Charles Fobbs (MBA ’20) is spending his days this summer helping Facebook improve its data center processes (Facebook continues to expand its data center infrastructure worldwide). Although internships are a program requirement, Fobbs says he wasn’t necessarily just looking for an internship — instead, he was in search of an experience that would help shape his career.
Ayla Olvera (MBA ’20), an intern at Intel, was also looking for something beyond an internship. She wanted to make global connections across technology and supply chain management that will help her career go international as she gains more experience.
To land some of the most coveted internships in the US, all three full-time MBA students took a different approach. Meganathan applied to open positions on Tesla’s website and was recommended by current Broad students interning there. Fobbs met a Facebook director during a class presentation and stayed late to introduce himself and ask about internship opportunities. Olvera interviewed with several Intel professionals within the company’s Global Reverse Logistics group to secure her spot.
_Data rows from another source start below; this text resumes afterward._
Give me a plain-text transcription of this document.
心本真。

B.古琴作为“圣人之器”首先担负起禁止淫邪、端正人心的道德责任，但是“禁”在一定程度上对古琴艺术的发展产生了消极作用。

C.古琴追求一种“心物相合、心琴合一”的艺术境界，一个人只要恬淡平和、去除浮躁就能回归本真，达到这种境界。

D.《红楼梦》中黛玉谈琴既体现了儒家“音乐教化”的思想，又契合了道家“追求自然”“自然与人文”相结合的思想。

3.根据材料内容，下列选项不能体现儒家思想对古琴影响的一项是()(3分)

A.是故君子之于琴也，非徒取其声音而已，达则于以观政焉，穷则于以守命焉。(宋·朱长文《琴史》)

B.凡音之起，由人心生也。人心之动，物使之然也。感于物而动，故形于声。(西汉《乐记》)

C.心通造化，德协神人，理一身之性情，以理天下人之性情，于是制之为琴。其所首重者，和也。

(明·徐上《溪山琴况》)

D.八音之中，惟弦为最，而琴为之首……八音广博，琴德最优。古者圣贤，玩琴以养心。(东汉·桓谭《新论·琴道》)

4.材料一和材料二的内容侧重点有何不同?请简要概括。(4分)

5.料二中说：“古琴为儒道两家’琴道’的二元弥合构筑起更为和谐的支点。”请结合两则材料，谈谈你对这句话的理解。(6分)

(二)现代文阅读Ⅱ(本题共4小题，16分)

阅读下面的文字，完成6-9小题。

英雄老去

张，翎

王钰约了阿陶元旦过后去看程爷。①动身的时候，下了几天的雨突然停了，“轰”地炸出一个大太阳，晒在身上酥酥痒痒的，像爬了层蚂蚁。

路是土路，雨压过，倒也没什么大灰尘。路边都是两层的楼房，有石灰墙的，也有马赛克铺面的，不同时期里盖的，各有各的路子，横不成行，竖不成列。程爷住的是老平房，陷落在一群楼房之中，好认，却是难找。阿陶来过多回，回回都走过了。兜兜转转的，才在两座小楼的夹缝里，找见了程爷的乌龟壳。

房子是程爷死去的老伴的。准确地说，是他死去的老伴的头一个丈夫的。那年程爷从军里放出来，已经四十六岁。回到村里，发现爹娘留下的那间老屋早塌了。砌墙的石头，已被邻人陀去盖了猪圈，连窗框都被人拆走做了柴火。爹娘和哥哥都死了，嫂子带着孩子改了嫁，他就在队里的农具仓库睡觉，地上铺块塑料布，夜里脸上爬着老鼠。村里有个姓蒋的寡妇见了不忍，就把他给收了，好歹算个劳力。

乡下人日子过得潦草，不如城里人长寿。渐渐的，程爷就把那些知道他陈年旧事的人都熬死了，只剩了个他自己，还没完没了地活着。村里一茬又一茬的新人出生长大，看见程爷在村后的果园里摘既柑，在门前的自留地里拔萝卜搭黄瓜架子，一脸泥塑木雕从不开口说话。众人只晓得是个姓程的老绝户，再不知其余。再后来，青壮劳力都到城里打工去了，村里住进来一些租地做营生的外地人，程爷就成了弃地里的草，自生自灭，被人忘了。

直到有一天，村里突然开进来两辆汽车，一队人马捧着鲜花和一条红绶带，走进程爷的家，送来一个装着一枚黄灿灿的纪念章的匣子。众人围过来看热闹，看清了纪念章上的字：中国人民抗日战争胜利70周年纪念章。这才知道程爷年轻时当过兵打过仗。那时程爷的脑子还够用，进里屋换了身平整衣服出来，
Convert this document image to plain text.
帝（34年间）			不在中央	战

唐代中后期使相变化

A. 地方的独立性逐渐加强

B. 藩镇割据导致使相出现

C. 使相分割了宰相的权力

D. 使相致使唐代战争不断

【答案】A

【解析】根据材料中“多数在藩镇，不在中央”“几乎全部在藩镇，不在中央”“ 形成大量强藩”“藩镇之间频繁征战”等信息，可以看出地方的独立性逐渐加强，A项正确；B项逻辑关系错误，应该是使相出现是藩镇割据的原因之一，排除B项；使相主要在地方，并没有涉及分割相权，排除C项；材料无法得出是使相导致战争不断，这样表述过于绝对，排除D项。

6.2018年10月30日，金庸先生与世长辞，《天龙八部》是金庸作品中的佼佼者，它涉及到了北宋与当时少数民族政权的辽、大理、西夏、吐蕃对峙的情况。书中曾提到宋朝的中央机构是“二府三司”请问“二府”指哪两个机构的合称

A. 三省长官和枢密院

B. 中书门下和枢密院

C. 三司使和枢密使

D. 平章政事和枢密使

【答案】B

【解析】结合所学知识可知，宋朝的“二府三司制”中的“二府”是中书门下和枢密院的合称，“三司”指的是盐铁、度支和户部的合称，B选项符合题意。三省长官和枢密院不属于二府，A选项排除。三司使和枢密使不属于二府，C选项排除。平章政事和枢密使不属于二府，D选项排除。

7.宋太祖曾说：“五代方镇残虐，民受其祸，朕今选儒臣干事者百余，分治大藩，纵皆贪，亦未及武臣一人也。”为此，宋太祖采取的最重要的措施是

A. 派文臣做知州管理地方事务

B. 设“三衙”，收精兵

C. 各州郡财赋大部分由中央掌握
They all agreed that choosing an internship wisely is essential to landing on-the-job experiences that let students assume project ownership, take responsibility for crucial work and try new ideas.
By researching available opportunities and speaking to other Broad MBA students who interned at the firms he was interested in, Meganathan found exactly what he was looking for. “Interns here are treated like full-time employees,” he said. “I was given projects on the second day and am learning on the job. I’m given projects that full-time employees would have worked on in my absence. There’s been no situation where my ideas and decisions weren’t valued just because I was an intern.”
When Olvera landed her internship at Intel, she worried about whether she could meet with the high-level executives she hoped to network with. Instead, she’s had the opposite experience. “I’ve been able to reach out to new contacts across groups and across oceans to set up calls and get help with my projects, regardless of my tenure with the company,” she explained.
Working at a fast-paced company like Facebook has given Fobbs the break he was looking for as well. “Instead of keeping the pace, I’m setting the pace,” he said. “Considering how fast we move, I’m surprised at how efficient meetings are and the fact that emails are reserved for ‘when necessary.’”
To help MBA internships play out successfully, Olvera said she has learned some valuable lessons: “Start networking as soon as you start the program, don’t be afraid to connect and message new LinkedIn contacts, and start practicing your pitch and interviewing as soon as you can. And don’t take rejection personally. It’s all part of business.”